- Directed by: Fernando Birri
- Screenplay by: Fernando Birri Gabriel García Márquez (collaboration)
- Starring: Daisy Granados
- Cinematography: Raúl Pérez Ureta
- Edited by: Jorge Abello
- Music by: Gianni Nocenzi José María Vitier
- Release date: 1988;
- Language: Spanish

= A Very Old Man with Enormous Wings (film) =

1989 film

A Very Old Man with Enormous Wings (Un señor muy viejo con unas alas enormes) is a 1988 fantasy drama film written and directed by Fernando Birri. It entered the main competition at the 45th Venice International Film Festival.

== Cast ==
- Daisy Granados as Elisenda
- Asdrúbal Meléndez as Pelayo
- Luis Alberto Ramírez as Father Gonzaga
- Fernando Birri as the old angel
- Silvia Planas as Eulalia

==Production==
The film is based on Gabriel García Márquez's short story with the same name. It is a co-production between Cuba, Italy and Spain.

==Release==
The film premiered at the 45th edition of the Venice Film Festival, in the main competition section.
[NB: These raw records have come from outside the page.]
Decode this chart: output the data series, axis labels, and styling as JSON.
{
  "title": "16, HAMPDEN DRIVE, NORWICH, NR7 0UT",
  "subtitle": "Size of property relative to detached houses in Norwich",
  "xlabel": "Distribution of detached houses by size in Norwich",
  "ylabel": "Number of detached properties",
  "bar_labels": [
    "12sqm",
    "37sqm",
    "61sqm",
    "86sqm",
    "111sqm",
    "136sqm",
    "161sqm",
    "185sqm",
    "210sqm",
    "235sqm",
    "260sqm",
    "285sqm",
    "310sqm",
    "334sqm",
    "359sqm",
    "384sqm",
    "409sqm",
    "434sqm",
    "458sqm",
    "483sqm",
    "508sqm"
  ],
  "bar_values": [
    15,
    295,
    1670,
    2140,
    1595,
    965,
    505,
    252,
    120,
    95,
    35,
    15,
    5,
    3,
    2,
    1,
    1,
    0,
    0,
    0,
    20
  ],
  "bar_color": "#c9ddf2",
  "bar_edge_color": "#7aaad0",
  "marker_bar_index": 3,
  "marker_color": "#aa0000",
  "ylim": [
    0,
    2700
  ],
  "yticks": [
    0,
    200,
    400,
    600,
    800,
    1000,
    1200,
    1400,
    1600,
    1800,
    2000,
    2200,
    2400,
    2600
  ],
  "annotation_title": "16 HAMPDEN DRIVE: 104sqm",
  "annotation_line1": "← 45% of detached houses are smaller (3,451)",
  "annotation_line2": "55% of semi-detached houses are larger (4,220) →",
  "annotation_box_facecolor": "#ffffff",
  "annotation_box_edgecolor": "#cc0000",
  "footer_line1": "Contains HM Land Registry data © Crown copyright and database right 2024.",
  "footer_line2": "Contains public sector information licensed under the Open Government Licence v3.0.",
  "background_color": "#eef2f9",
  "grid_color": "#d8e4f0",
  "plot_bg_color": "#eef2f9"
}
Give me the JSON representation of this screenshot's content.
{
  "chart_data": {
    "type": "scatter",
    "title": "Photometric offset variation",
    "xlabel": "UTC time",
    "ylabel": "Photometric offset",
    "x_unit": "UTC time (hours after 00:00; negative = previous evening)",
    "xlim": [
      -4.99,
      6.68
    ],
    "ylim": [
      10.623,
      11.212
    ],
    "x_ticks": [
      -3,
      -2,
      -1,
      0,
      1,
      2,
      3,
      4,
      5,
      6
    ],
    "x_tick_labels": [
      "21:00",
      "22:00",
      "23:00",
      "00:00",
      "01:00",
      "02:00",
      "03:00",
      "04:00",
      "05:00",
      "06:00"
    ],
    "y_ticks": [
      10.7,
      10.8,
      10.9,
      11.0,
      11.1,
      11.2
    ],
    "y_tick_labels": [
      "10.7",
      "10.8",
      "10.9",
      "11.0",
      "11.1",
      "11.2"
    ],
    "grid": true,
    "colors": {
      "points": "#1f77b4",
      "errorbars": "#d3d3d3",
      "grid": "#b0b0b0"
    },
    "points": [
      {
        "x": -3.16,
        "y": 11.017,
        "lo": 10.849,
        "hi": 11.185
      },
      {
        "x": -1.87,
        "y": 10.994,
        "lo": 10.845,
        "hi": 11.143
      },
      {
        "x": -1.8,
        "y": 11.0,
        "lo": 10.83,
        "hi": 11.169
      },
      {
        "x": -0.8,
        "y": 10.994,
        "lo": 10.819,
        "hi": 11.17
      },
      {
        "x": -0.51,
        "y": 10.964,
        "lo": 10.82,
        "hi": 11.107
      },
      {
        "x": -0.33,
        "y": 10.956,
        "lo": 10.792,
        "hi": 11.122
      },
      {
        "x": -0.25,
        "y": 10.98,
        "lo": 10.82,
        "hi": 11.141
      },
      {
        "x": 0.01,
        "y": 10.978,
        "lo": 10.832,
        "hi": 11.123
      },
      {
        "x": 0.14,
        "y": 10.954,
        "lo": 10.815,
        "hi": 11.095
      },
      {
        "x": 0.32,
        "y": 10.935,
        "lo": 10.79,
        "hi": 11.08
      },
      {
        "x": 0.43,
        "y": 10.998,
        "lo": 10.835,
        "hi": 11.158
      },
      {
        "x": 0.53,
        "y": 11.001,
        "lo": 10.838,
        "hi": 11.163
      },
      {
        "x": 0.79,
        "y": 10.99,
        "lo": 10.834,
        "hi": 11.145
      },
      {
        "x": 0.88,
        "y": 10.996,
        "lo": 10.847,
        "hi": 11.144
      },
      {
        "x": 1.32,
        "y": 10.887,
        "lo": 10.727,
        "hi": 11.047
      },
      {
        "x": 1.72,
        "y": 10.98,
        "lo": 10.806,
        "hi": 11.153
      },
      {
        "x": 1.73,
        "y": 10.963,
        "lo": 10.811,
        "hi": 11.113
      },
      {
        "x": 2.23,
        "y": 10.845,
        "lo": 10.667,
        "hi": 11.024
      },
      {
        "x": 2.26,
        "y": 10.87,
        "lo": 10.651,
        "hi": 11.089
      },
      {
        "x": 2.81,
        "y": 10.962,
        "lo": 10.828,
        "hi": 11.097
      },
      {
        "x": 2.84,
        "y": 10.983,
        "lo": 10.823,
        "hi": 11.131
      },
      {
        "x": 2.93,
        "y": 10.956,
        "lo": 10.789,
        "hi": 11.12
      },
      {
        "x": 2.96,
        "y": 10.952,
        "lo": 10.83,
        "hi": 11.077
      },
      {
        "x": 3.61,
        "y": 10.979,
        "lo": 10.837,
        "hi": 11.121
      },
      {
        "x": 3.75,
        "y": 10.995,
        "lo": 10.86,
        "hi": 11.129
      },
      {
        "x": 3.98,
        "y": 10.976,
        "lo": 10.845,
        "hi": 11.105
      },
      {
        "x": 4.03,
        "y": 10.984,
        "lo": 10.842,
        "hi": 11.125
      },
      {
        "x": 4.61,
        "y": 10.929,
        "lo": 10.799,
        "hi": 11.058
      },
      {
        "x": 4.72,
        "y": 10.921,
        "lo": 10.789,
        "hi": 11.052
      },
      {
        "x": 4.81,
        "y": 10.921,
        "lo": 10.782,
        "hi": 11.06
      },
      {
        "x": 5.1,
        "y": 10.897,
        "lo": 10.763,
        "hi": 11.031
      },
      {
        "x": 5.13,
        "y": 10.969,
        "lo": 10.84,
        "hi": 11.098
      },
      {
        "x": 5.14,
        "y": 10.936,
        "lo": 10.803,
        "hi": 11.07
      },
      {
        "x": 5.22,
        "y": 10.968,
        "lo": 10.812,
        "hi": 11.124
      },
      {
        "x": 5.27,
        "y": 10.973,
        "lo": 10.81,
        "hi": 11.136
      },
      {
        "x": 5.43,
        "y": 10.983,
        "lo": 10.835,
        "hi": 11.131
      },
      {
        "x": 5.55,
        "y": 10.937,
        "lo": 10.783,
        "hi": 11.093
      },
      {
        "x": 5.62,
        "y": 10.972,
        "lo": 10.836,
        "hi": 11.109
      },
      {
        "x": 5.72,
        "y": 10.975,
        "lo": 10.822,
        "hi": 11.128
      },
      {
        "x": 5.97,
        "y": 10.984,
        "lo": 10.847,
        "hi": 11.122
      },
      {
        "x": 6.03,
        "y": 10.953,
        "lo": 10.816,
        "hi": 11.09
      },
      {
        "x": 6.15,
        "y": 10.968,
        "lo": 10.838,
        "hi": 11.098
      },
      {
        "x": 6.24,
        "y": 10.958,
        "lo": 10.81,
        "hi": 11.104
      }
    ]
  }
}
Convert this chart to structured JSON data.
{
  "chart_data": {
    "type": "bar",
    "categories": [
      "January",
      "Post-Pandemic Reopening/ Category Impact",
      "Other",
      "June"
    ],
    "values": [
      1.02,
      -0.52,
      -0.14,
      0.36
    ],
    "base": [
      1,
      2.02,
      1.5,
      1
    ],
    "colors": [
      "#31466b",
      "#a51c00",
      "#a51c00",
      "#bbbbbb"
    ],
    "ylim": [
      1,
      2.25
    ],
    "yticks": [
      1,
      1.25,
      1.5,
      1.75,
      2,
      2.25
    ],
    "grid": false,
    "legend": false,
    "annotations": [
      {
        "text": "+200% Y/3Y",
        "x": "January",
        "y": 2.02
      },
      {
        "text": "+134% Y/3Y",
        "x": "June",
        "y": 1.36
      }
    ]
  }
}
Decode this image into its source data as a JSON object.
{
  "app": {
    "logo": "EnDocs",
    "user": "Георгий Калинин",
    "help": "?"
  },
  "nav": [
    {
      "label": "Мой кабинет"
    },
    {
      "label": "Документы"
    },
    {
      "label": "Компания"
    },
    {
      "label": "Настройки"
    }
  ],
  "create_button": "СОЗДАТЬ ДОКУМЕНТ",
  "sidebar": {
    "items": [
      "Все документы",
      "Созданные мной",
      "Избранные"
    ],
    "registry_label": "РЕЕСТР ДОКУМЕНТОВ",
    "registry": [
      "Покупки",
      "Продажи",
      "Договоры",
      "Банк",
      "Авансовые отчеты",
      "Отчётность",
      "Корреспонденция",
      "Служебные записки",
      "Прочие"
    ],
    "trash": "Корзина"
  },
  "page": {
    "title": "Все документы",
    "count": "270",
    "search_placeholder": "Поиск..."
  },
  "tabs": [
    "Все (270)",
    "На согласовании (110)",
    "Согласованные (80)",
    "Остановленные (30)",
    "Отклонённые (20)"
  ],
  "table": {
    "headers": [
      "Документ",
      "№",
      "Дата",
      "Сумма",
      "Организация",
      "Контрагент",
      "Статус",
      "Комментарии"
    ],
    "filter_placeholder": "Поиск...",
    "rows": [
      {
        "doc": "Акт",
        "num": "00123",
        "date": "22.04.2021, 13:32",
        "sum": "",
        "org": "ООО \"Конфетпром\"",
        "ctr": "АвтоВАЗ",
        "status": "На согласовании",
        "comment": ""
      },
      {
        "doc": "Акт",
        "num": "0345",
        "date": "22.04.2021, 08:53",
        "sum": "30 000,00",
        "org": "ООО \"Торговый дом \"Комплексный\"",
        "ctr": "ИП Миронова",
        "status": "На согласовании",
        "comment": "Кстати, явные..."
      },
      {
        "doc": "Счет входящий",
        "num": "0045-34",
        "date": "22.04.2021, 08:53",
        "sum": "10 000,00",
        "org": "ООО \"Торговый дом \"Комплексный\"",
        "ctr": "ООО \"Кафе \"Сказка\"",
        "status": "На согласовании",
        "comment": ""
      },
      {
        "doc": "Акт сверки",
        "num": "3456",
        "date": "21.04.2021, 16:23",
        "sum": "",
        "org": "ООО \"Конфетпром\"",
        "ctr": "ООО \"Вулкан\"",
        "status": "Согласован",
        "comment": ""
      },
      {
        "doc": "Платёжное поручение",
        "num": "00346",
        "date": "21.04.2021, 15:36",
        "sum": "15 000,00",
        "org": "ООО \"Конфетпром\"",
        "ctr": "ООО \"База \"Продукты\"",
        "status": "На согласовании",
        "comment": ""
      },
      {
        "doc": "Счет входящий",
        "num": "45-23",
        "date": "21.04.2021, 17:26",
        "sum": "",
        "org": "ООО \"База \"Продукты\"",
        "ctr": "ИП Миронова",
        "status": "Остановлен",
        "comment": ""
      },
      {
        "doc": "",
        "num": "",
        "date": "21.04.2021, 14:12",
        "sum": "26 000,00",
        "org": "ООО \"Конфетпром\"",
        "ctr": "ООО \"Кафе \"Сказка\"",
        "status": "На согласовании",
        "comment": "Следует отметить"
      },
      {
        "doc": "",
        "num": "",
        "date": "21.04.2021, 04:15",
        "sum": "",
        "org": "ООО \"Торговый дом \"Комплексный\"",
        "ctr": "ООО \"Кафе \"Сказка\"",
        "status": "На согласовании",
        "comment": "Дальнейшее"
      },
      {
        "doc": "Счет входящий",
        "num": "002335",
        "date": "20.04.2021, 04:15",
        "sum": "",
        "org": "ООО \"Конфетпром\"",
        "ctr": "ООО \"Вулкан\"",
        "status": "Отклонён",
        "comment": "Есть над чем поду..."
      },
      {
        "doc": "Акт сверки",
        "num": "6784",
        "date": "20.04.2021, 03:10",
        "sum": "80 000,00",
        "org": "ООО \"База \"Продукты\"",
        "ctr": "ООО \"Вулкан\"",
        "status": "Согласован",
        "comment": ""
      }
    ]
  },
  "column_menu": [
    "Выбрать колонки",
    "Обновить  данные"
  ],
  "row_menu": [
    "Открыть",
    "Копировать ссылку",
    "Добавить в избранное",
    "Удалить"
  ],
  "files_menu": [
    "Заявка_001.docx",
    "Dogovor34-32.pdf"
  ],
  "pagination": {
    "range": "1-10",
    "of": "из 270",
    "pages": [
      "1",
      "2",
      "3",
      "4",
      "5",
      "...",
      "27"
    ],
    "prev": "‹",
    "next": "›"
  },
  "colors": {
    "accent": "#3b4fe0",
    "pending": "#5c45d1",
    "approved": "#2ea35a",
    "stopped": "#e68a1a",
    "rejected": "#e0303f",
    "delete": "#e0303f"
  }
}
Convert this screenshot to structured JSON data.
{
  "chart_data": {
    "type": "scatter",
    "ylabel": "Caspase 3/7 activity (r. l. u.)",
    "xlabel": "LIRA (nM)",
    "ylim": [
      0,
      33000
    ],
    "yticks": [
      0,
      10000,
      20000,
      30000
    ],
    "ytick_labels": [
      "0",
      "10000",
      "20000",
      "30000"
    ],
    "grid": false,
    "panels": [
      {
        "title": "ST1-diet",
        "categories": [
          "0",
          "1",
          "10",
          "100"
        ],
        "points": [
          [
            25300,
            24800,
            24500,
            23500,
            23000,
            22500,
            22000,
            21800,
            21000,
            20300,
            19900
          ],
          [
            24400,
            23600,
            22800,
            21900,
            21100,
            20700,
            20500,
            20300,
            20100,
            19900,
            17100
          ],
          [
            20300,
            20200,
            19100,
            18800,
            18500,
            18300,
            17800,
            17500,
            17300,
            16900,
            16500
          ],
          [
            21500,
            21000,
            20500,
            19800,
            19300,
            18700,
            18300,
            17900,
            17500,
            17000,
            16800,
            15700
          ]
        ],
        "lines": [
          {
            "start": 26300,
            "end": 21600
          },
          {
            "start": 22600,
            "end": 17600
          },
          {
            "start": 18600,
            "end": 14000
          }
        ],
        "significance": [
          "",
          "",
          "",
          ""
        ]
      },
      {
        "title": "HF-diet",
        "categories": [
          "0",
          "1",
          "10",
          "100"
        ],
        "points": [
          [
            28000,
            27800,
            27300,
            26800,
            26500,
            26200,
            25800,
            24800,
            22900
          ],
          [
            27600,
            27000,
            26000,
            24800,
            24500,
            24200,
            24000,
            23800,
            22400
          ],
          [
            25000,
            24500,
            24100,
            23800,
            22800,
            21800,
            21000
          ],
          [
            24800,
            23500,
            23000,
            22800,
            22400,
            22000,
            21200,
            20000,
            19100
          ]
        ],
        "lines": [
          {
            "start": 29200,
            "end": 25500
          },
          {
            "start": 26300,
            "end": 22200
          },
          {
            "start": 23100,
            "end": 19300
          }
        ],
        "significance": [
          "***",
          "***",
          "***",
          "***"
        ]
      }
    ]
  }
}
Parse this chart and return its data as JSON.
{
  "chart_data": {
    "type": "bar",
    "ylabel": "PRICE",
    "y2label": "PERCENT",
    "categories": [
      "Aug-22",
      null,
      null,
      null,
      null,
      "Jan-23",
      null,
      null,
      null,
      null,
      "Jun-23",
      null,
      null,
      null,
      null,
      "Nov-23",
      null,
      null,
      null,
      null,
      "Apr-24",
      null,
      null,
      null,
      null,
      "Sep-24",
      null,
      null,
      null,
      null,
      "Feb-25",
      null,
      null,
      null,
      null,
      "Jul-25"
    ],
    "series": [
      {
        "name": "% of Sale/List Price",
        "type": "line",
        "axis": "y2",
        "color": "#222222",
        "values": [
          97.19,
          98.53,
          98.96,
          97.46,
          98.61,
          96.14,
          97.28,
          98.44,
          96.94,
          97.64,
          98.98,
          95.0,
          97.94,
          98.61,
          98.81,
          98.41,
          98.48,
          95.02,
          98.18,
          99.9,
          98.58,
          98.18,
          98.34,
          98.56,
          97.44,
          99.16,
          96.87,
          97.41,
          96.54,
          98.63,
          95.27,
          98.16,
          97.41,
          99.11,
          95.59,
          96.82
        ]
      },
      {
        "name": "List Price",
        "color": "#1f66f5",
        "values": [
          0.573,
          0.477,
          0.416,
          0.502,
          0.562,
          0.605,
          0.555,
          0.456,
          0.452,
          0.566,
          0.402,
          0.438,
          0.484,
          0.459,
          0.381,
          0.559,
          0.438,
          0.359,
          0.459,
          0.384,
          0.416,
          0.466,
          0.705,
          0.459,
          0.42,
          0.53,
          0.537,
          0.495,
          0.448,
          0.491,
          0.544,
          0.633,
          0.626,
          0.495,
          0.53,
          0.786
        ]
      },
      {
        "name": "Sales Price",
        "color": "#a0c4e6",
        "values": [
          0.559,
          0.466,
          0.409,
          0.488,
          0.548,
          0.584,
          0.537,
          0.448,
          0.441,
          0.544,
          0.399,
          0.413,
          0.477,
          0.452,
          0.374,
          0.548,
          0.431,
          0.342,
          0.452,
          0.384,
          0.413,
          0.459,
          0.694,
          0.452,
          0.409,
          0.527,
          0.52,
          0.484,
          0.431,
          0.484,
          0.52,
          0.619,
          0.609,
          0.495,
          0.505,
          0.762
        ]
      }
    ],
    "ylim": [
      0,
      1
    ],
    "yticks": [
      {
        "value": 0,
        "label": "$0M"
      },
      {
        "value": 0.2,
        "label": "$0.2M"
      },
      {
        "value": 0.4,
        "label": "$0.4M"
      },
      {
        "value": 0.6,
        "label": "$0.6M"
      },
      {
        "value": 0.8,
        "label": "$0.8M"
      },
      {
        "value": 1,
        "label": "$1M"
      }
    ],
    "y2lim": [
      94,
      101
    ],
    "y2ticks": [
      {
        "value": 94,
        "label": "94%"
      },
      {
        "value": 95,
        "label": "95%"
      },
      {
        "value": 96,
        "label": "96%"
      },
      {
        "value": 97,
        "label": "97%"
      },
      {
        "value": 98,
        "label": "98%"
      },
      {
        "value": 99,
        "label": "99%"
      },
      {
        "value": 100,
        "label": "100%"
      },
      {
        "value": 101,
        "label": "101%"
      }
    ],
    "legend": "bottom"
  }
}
It was later screened at the 13th Toronto International Film Festival.

==Reception==
A contemporary Variety review praised the film, describing it as "colorful", "gently sardonic", and characterized by "explosive colors and merry music". La Repubblicas film critic Alberto Farassino panned it, calling it as "folkloric, artisanal cinema, nestled in lush Third World poverty", and noting the direction lacks "that extra spark of life into it that sets the imagination soaring beyond the screen."

The New York Times Caryn James criticized Birri's choice of modifying the original story, eliminating Garcia Marquez's "usual sense of wonder" and "destroying the film's essential mystery".